Hanna could very well be describing Stapel's ordeal. She filled out the appropriate paperwork through the federal Home Affordable Modification Program (HAMP) and sent it in to Bank of America. Two months later she received a letter saying she was missing documents, so she sent them again. She soon received a second letter saying certain documents were still missing, so she called the bank to find out which documents and assured the bank she had sent them.

"This continued on for months and months to the point that I labeled every single paper with my loan number on it so they would know it was part of the same package," says Stapel. "They would still lose it. Finally, after many phone calls and working with somebody, the underwriting department told me all the paperwork had finally been received and they would look at it."

She then received a letter saying she had been denied for a loan modification along with a list of twenty-plus reasons why the modification might have been denied. She called to ask for the specific reason.

"They said, 'We don't know, it's just one of these things from the list,'" says Stapel. "It could have been any number of reasons but they wouldn't tell me which one."

She was then offered an in-house modification from Bank of America, as her previous loan was from Century Wide Insurance. Seeing no other option, she went directly to the Loveland branch where she protested today and had bank employees fax the paperwork to the appropriate number. She received a confirmation at the bank that the fax had been received. Thirty days later she was told she was denied because she had not submitted the correct paperwork.
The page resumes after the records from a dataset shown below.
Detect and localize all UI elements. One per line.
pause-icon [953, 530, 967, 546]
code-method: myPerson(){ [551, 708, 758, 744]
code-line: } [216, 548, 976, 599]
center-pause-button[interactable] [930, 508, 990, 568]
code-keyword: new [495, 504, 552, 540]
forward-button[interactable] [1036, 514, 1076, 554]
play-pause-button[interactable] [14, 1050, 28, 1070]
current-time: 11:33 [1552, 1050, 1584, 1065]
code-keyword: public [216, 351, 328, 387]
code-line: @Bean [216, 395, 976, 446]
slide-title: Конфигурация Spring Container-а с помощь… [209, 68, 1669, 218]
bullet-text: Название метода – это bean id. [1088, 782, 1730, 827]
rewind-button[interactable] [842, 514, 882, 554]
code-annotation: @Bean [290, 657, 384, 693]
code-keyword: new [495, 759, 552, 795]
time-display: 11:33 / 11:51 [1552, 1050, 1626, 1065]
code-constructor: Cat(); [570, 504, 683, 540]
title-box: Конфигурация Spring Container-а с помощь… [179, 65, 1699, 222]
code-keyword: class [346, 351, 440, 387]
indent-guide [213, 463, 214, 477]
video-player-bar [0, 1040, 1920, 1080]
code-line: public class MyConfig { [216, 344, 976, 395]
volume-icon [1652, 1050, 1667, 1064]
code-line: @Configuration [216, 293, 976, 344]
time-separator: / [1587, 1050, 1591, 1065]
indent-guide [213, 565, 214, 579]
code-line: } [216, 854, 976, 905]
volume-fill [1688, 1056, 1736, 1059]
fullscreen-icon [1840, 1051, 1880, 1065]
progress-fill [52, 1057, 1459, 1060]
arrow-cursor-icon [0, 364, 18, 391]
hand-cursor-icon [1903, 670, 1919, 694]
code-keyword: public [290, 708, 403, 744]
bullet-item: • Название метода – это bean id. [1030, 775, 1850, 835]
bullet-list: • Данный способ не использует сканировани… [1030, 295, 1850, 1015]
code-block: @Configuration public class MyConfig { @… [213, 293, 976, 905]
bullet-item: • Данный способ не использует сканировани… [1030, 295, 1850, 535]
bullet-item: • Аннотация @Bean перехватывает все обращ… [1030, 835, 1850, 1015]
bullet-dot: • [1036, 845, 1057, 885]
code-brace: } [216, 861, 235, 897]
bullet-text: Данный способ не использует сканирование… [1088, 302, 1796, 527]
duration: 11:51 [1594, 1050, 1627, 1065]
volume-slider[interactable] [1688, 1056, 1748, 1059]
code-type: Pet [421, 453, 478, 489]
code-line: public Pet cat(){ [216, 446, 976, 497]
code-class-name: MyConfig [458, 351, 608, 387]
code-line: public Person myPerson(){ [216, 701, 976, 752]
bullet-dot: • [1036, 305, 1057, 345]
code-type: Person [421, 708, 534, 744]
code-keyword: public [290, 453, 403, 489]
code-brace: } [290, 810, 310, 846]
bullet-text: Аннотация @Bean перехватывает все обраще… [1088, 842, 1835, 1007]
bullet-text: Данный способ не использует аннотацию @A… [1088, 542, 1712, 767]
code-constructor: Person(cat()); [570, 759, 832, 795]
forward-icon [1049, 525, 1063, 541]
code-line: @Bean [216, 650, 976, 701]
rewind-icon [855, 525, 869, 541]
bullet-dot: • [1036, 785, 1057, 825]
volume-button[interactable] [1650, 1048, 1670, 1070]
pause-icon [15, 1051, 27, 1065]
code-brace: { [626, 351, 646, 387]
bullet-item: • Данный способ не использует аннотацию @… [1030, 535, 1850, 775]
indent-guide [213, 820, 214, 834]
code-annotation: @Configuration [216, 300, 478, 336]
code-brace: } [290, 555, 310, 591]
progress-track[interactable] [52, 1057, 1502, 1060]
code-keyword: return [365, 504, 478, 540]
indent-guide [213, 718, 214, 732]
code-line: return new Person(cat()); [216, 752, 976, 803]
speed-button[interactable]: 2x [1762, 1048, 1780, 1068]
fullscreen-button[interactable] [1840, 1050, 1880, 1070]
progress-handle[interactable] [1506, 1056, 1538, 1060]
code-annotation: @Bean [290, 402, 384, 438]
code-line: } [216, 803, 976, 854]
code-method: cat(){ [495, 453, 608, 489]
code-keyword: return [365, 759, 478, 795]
Stapel's case is not all that unique and CPC has held similar protests at banks around the Denver area before. Bank of America was chosen not just because it is Stapel's bank, but because it is the leading bank foreclosing on Colorado families, according to CPC. The organization also points out that Bank of America scores poorly in comparison to other banks when it comes to granting permanent home loan modifications and leaves the highest number of struggling homeowners either foreclosed or with an unresolved modification.

"Folks are pretty fed up that we're years into the foreclosure crisis and banks and servicers still haven't gotten their shit together in a way that can provide service to their own clients," says Hanna. "We decided we're just going to start marching in to banks and demand that they do what they should have been doing all along."

The CPC and the protesters are pushing Bank of America to reach an agreement with the fifty state Attorneys General to provide permanent home loan modifications and principal reductions to the current market value of homes.

Stapel is running out of savings. She is not sure she can make her house payment next month. Her monthly income went from $6,000 as a field researcher to $1,877 on disability.

"I worked very hard to get where I am and am now disabled and unable to work at this point after something you could never foresee," says Stapel. "I'm just trying to work with them because I thought they were supposed to help people like me. They never let you through. They prevent you from going through the system. All I want to do is say, 'At least talk to me. Tell me how I can get some resolution so I don't lose my house.'"

Today's protest provided some relief and publicity for Stapel. The real work is still ahead.

"It is satisfying that the wall is finally broken," says Stapel. "I feel like I have a voice and I hope they understand there will always be the CPC to support people in this situation. They need to take a look at what their banks did and open themselves up to helping these other people so we don't have to continue to have protests."